Overmolding is a manufacturing process that bonds two or more materials together. It allows designers to create products that can’t be made using one material, and it provides several benefits such as improved grip, ease of use, and aesthetics. In addition, it can also help manufacturers increase durability, shock and vibration absorption, and chemical resistance in their products.
Overmolded parts can be made with a wide variety of materials, including plastics, silicone, rubber, and even glass. They can be molded directly onto existing parts, or inserted into the base part of an injection-molded product. The overmold can be colored or textured to provide a distinctive look. For example, a toothbrush handle can be overmolded with rubber to improve the user experience.
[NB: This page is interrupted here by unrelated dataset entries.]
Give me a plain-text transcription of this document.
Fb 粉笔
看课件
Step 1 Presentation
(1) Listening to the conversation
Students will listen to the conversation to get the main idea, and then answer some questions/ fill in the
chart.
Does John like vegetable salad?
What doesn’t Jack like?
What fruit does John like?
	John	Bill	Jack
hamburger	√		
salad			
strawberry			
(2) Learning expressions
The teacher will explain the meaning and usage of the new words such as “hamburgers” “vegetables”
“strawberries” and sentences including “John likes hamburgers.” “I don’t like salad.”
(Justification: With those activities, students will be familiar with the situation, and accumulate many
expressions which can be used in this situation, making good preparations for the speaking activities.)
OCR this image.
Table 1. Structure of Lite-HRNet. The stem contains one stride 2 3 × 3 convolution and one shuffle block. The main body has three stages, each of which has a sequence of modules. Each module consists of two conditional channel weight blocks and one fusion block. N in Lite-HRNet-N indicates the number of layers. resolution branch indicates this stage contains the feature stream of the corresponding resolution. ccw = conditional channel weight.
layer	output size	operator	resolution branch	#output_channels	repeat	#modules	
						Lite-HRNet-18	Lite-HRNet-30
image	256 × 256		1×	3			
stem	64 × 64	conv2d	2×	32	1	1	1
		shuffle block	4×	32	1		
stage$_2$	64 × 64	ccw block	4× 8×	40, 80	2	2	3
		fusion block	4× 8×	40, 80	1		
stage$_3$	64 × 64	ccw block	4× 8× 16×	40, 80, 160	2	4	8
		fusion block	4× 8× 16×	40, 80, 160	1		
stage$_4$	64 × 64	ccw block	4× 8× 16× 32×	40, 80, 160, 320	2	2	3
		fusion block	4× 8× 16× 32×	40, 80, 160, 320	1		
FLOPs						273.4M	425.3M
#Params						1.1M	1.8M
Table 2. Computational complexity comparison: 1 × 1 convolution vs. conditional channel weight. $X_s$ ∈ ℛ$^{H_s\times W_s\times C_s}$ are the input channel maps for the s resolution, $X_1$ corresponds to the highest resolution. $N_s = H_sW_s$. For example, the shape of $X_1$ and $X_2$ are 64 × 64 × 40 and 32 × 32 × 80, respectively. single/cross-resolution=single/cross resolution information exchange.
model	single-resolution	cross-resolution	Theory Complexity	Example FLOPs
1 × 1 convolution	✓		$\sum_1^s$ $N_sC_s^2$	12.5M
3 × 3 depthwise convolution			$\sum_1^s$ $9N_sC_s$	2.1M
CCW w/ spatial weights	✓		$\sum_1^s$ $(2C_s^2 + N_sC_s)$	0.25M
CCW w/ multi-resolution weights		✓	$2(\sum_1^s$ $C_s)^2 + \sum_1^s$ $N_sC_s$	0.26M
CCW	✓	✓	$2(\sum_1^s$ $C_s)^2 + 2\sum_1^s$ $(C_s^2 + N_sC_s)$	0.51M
To successfully overmold, manufacturers need to understand the physics behind the process. They must consider factors such as shrinkage, adhesion, and temperature sensitivity. They should also evaluate the tensile properties of both the overmold and substrate, which can affect how well the component can stretch and return to its original shape. Finally, they must understand how to avoid defects that can occur during the molding process, such as thinning, feathering, delamination, and air entrapment.
The most common type of overmolding is insert molding. In this process, hard plastic components are molded first, and then soft elastomers are injected into the molds to create an adhesion bond. The soft elastomers are usually heated to the same temperature as the plastic, which allows them to adhere to the hard plastic surface. This type of overmolding is best for products that require a high level of flexibility, such as rubber handles on plastic toothbrushes.
Another method of overmolding is two-shot molding, which uses a single injection machine to produce both the substrate and the overmold. This method is ideal for large quantities of production, and it’s typically cheaper than co-injection overmolding. However, it can be challenging to get the right results. The shutoff between the substrate and overmold needs to be sharp, and the gate needs to be sized correctly to prevent thinning or feathering. In addition, the ratio of flow length to wall thickness should be analyzed, and vents must be properly located to avoid flash.
A third overmolding technique is pick-n-place molding, which involves producing the substrate parts and then placing them in a second mold for the overmolding. This method is less expensive than the two-shot and co-injection methods, but it requires more complex equipment and may not be suitable for small batches of production.
Injection overmolding is used in a wide range of applications, from consumer electronics to automotive components. It can enhance a product’s usability, safety, and aesthetics, while saving time and money by eliminating assembly steps.
When selecting overmolding materials, smart manufacturers follow a standard evaluation process. New materials are constantly being developed, and it’s helpful to have a general evaluation framework that can be applied across all types of materials. The right inspection techniques can help ensure that a finished overmolded part meets all of the necessary criteria, such as non-destructive testing (NDT) techniques like X-ray inspection, ultrasonic inspection, and dye penetrant inspection.